Ford Looks Forward to 45th Anniversary of Mustang
A number of pony cars have galloped in and out of the American automotive scene throughout the past four and a half decades, but none have enjoyed the lasting appeal of Mustang. And none have inspired the same degree of passion among car owners.
On Friday, April 17, 2009, Ford and the Mustang Club of America will commemorate the 45th anniversary of an American icon – the Ford Mustang – with a four-day celebration in Birmingham, Ala.
During the four weeks leading up to the Mustang's 45th anniversary, Ford will take a nostalgic look back at five historic generations of its longest-running nameplate, beginning with the early years, 1964 to 1974.
The First Generation of the Ford Mustang Flash back to the spring of 1964. The mood of the country is still sullen, following the 1963 assassination of John F. Kennedy. Lyndon B. Johnson is leading the nation forward as president of the United States. "Beatlemania" is sweeping the country, with hits like "I Want to Hold Your Hand" and "Can't Buy Me Love" at the top of the Billboard charts. The price of gas is 30 cents a gallon, and it costs 5 cents to buy a postage stamp. "The Beverly Hillbillies," "Bonanza" and the "Dick Van Dyke Show" are among the most popular shows on television, and "From Russia with Love," starring Sean Connery as James Bond, is playing at U.S. theaters.
On April 17, 1964, the Ford Mustang, with its long hood, short rear deck and sporty features, caused a sensation when it was introduced to the public at the New York World's Fair in Flushing Meadows, Queens.
"When the Mustang was unveiled, the reaction was so positive that there was no doubt it was going to be a success," recalls Joe Oros, chief designer of Ford's original pony car – dubbed the 1964½ because it was launched at an unusual halfway point in the year.
Don Frey, product planning manager for the original Ford Mustang, says he knew the car was going to be a hit months earlier when the design team gave Ford employees a sneak peek at one of the prototypes.
"We built the first prototype in an experimental garage, and employees flooded the place to see it," he said. "Their reaction was spectacular, and it was very revealing to us. We knew the car was going to be roaring success from the start."

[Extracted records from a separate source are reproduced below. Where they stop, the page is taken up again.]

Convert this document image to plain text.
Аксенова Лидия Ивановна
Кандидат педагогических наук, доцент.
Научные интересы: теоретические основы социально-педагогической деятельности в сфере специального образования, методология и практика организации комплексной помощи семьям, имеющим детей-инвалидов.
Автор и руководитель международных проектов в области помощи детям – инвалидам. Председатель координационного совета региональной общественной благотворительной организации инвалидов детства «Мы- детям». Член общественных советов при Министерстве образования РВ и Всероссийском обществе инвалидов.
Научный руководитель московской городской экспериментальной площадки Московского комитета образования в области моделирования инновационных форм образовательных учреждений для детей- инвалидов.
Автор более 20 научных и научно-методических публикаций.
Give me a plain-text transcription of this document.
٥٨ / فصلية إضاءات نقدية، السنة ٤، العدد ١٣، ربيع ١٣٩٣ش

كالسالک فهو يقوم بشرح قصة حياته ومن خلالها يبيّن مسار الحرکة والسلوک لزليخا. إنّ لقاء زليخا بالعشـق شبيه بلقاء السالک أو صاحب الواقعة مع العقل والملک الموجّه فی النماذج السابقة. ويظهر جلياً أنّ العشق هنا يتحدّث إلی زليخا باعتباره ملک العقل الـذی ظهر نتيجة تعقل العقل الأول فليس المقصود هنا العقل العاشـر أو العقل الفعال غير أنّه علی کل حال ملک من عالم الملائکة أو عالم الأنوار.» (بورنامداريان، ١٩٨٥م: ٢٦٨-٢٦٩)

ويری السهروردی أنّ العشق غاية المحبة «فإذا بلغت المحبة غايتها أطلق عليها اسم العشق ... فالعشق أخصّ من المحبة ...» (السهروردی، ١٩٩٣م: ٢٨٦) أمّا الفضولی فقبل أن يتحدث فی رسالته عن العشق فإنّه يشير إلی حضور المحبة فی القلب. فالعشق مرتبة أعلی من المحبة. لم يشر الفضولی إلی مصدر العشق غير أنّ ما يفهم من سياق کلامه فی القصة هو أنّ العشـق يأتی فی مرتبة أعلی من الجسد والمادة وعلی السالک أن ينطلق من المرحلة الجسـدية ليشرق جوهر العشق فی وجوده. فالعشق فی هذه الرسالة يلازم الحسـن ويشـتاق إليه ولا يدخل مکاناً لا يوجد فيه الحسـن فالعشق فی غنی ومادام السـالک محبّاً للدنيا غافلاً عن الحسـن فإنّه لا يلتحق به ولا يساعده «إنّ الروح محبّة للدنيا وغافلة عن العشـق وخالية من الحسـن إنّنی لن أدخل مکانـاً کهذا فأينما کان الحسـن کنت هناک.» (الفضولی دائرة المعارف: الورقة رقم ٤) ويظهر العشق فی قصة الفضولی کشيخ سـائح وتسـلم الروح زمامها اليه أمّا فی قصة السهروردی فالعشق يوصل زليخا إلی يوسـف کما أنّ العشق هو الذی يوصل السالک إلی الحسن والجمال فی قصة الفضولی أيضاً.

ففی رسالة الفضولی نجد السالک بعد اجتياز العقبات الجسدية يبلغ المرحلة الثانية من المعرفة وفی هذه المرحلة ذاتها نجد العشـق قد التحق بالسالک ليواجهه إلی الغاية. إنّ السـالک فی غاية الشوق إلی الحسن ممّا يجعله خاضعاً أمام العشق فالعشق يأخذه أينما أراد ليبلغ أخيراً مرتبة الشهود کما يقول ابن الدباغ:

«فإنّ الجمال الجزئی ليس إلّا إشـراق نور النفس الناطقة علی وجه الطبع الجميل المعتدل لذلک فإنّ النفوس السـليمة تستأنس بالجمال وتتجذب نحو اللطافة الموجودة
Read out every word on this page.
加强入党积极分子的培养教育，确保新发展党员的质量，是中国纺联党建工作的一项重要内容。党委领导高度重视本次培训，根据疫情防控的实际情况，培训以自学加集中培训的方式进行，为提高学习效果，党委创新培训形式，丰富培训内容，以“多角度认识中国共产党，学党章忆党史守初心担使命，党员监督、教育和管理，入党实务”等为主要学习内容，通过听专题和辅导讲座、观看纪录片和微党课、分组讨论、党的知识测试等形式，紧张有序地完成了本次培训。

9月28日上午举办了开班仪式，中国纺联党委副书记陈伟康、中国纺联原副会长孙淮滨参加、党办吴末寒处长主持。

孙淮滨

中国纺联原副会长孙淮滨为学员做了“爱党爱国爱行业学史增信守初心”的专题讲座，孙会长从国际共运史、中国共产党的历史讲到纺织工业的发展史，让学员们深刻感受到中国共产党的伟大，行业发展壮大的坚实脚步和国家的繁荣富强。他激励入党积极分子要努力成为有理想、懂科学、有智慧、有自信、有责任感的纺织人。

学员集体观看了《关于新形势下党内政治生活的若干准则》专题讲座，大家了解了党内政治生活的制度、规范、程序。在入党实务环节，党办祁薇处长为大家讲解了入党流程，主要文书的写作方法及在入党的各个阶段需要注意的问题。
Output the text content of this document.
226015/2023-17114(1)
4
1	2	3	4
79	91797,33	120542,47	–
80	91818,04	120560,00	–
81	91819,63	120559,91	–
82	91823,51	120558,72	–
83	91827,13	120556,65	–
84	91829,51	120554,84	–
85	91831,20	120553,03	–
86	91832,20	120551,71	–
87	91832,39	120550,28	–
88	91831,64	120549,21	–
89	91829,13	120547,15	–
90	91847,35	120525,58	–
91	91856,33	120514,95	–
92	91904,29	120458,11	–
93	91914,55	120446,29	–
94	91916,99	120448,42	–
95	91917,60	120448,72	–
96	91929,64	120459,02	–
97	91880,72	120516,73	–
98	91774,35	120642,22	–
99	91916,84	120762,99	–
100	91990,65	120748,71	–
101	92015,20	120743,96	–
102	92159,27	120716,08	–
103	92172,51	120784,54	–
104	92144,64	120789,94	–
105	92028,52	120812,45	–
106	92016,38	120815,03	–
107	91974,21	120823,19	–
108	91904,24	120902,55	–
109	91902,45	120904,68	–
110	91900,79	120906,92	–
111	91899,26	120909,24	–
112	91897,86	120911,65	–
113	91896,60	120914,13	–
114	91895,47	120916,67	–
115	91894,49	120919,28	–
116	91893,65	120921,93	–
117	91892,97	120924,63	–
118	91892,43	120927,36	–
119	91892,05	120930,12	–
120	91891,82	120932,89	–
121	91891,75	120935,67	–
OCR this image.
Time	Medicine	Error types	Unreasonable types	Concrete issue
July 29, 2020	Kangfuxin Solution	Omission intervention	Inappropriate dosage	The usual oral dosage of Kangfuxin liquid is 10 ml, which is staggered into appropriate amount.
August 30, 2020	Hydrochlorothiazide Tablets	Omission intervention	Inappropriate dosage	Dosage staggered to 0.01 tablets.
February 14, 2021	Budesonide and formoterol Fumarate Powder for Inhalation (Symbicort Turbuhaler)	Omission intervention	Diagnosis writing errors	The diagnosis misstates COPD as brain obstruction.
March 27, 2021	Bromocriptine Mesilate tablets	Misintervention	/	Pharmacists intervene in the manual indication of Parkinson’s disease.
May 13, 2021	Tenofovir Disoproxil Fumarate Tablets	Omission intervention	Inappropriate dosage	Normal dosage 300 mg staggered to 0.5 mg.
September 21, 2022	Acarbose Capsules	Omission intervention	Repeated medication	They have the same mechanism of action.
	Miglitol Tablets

And what a success it was.
The 1964½ Mustang debuted at a price of $2,368 – a bargain even in 1964. Ford expected annual sales of about 100,000 units. But 22,000 Mustang orders were taken on the first day, and sales reached an astounding 417,000 in the car's first 12 months on the market. Within two years, Mustang sales reached one million.
Frey says he believes the car had such dramatic appeal because the styling was very unusual for its day.
"The design was very European, particularly the front end," he said. "There was no other car like it in North America at that time."
Another facet of Mustang's appeal was that it could be any vehicle the customer wanted it to be. The original Mustangs were available in three body styles – convertible, hardtop or fastback – with the most extensive list of options Detroit had ever offered. The Ford Mustang could be an economical "base" car, a macho high-performance car or a luxury car.
"Mustang was designed to be designed by you," one of the original print ads declared. And it was true. Everyone who owned a Mustang believed no one else had a vehicle like theirs, and the vehicle had broad appeal.
"We were told to design a car that the ladies would love that the men would love just as much, and that's exactly what we did," said Oros.
Marketing studies conducted at the time showed that women bought as many Mustangs as men.
"They loved the styling, and the car was very affordable," said Frey. "Women bought it by the thousands."
Frey, now 86, is the proud owner of one of the original Mustangs – built in June of 1964. It's a red hard top with a white interior, and he keeps it parked in his home garage.
"I have a driver who comes by, and we take it out," he said. "To this day, people stop us and ask if it's an original Mustang."
At age 92, Oros says he's still as passionate about the Mustang as he was 45 years ago.
"He wants me to stop in the middle of the freeway whenever he sees a Mustang, and I tell him that we can't do that," said Oros' driver and caregiver Violeta Orlanda. "When we do stop somewhere, he searches the parking lot to find the Mustangs, and he insists on checking them all out in detail from front to back."
Oros says his fascination and fondness for the pony car he helped create will never end.
"It makes me feel proud every time I see one," explained Oros. "After all of these years, Mustang has never lost its luster."
Frey is equally as proud.
"We created an icon," he said. "And I had a hand in it."